Three Palestinians were prevented from stabbing Israelis in the occupied West Bank when Israeli troops shot them in two separate incidents
An Israeli soldier walks past the body of a Palestinian assailant who carried out a stabbing attack (AFP)

Two attempted stabbings by Palestinians near illegal Israeli settlements in the occupied West Bank on Tuesday left one attacker shot dead and the other wounded, the Israeli military and police said.

The first incident occurred near the Gush Etzion bloc of settlements south of Jerusalem, the site of a series of recent attacks.

A Palestinian brandishing a knife attempted to stab a pedestrian at a junction near the settlement bloc and was shot dead by an Israeli soldier, police and the army said.

The Palestinian health ministry identified the dead Palestinian as 16-year-old Mamoon Raed Muhammed al-Khateeb.

Later in the day, in the northern West Bank, a Palestinian woman who allegedly sought to carry out a stabbing near the Israeli settlement of Einav was shot.

Palestinian police sources identified her as 19-year-old Maram Hassouna, a university student in Nablus who had previously served two years in prison for another attempted knife attack.

Violence since 1 October has left 102 dead on the Palestinian side, including an Arab Israeli, as well as 17 Israelis, an American and an Eritrean. 

Many of the Palestinians killed have been attackers, while others have been shot dead by Israeli security forces during clashes.

The international community has repeatedly called for moves to reduce tensions but Israeli Prime Minister Benjamin Netanyahu has vowed to step up punitive measures.

The Palestine Liberation Organisation's secretary general, Saeb Erekat, has said that it could soon move forward on changing longstanding links with Israel, including security coordination, if Netanyahu's government does not take steps toward peace.

There has been speculation that such moves could lead to the collapse of the Palestinian Authority, the governing administration set up in the 1990s under the landmark Oslo accords.

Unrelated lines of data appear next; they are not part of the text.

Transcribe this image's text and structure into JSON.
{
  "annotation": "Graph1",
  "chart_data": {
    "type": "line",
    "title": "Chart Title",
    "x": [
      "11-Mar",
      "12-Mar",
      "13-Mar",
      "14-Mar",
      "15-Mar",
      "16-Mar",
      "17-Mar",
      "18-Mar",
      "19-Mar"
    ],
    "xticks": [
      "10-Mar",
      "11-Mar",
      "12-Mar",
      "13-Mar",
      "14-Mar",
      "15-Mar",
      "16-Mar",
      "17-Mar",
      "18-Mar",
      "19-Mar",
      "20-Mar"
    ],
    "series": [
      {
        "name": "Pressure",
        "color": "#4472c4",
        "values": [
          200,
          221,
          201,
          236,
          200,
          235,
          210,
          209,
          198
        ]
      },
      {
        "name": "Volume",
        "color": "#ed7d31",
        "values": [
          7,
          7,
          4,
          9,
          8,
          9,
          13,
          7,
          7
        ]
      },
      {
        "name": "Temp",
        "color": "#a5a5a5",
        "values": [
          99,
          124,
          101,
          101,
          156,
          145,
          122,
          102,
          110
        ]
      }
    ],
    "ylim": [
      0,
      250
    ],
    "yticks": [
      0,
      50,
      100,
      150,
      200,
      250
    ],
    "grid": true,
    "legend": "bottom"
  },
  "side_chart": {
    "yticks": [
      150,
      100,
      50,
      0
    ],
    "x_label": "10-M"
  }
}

During a visit to Paris on Monday for a global climate summit, Netanyahu told Israeli reporters that he did not want to see the collapse of the Palestinian Authority as it could further empower Palestinian hardliners, such as Islamist movement Hamas.

The Palestinian Authority is dominated by Abbas's Fatah party.

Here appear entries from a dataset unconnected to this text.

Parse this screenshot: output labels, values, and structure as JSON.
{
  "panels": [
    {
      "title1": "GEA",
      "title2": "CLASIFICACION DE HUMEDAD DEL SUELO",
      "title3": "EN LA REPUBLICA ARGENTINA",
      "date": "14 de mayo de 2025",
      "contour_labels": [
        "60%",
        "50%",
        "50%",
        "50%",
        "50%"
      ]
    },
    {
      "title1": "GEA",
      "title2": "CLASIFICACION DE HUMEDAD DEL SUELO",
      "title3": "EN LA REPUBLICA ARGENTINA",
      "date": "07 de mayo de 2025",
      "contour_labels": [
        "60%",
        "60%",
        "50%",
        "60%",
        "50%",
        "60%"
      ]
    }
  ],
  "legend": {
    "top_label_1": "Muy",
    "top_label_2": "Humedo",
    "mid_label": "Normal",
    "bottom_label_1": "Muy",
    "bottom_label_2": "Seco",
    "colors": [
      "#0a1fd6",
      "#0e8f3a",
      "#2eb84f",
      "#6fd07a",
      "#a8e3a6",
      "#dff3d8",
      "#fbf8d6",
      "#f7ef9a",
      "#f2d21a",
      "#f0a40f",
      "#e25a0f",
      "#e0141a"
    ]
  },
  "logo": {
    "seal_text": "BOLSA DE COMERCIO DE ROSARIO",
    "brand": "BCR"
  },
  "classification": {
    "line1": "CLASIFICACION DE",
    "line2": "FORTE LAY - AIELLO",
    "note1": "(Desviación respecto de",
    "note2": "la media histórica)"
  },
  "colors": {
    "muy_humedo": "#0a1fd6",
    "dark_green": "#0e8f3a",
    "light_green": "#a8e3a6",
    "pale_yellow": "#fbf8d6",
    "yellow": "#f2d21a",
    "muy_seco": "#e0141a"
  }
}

"The fact that there's now a bad alternative (the PA) doesn't mean that we won't get a worse alternative," Israeli daily Haaretz quoted Netanyahu as saying.

"But there has to be a change in the PA leadership's behaviour."

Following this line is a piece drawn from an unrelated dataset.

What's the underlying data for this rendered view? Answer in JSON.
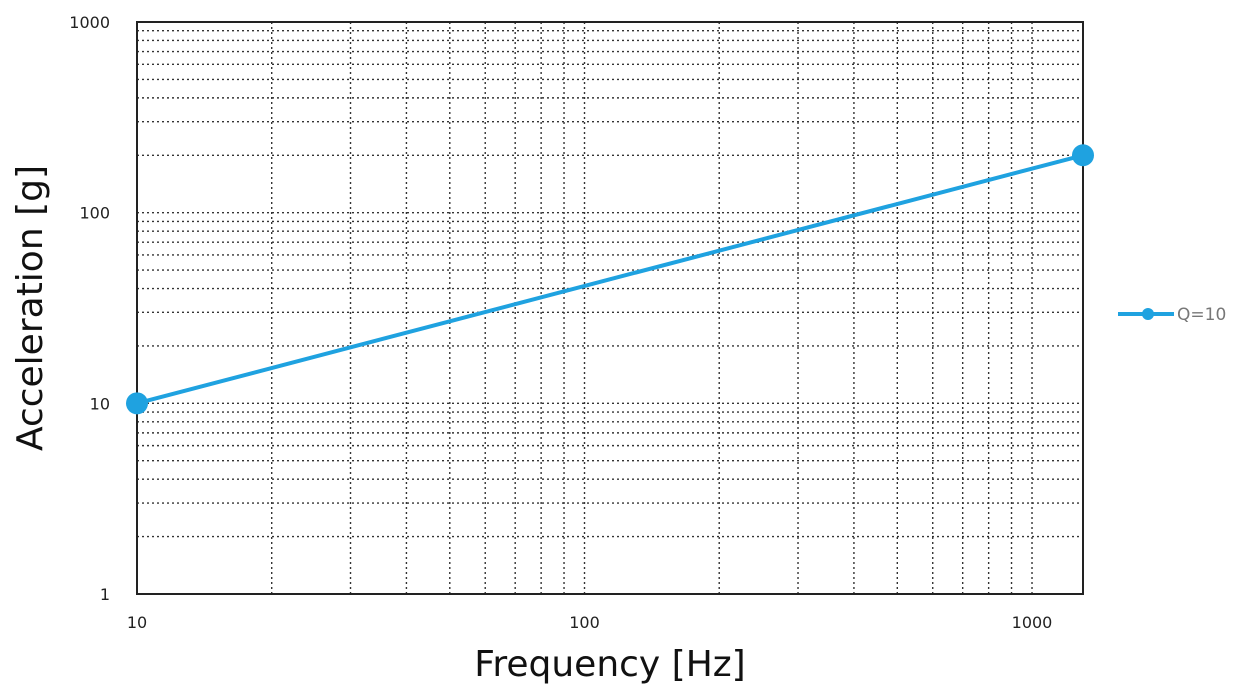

Netanyahu and Abbas shook hands at the summit in Paris, but no substantial talks were reported and both sides played down the importance of the brief encounter.

US Secretary of State John Kerry visited last week for separate talks with Netanyahu and Abbas, but left without achieving a breakthrough.

After returning to the United States, Kerry said the conflict was at a "pivotal point" and expressed concern over "the potential for the situation to spin out of control."

Tuesday's violence also came a day after a Jerusalem court found two Israelis guilty of the burning alive of a Palestinian teen in the run-up to last year's Gaza war, but held off on convicting the alleged ringleader.

The third defendant, a 31-year-old Israeli settler, was found to have committed the crime, but the court delayed convicting him after his lawyers submitted a report in recent days arguing his mental state meant he was not responsible for his actions.

The report will now have to be evaluated, with a new hearing set for December 20.

Palestinians and the victim's family harshly criticised the delay.

Mohammed Abu Khdeir, 16, was abducted and killed in July 2014, weeks after the kidnap and murder of three Israeli teenagers in the West Bank.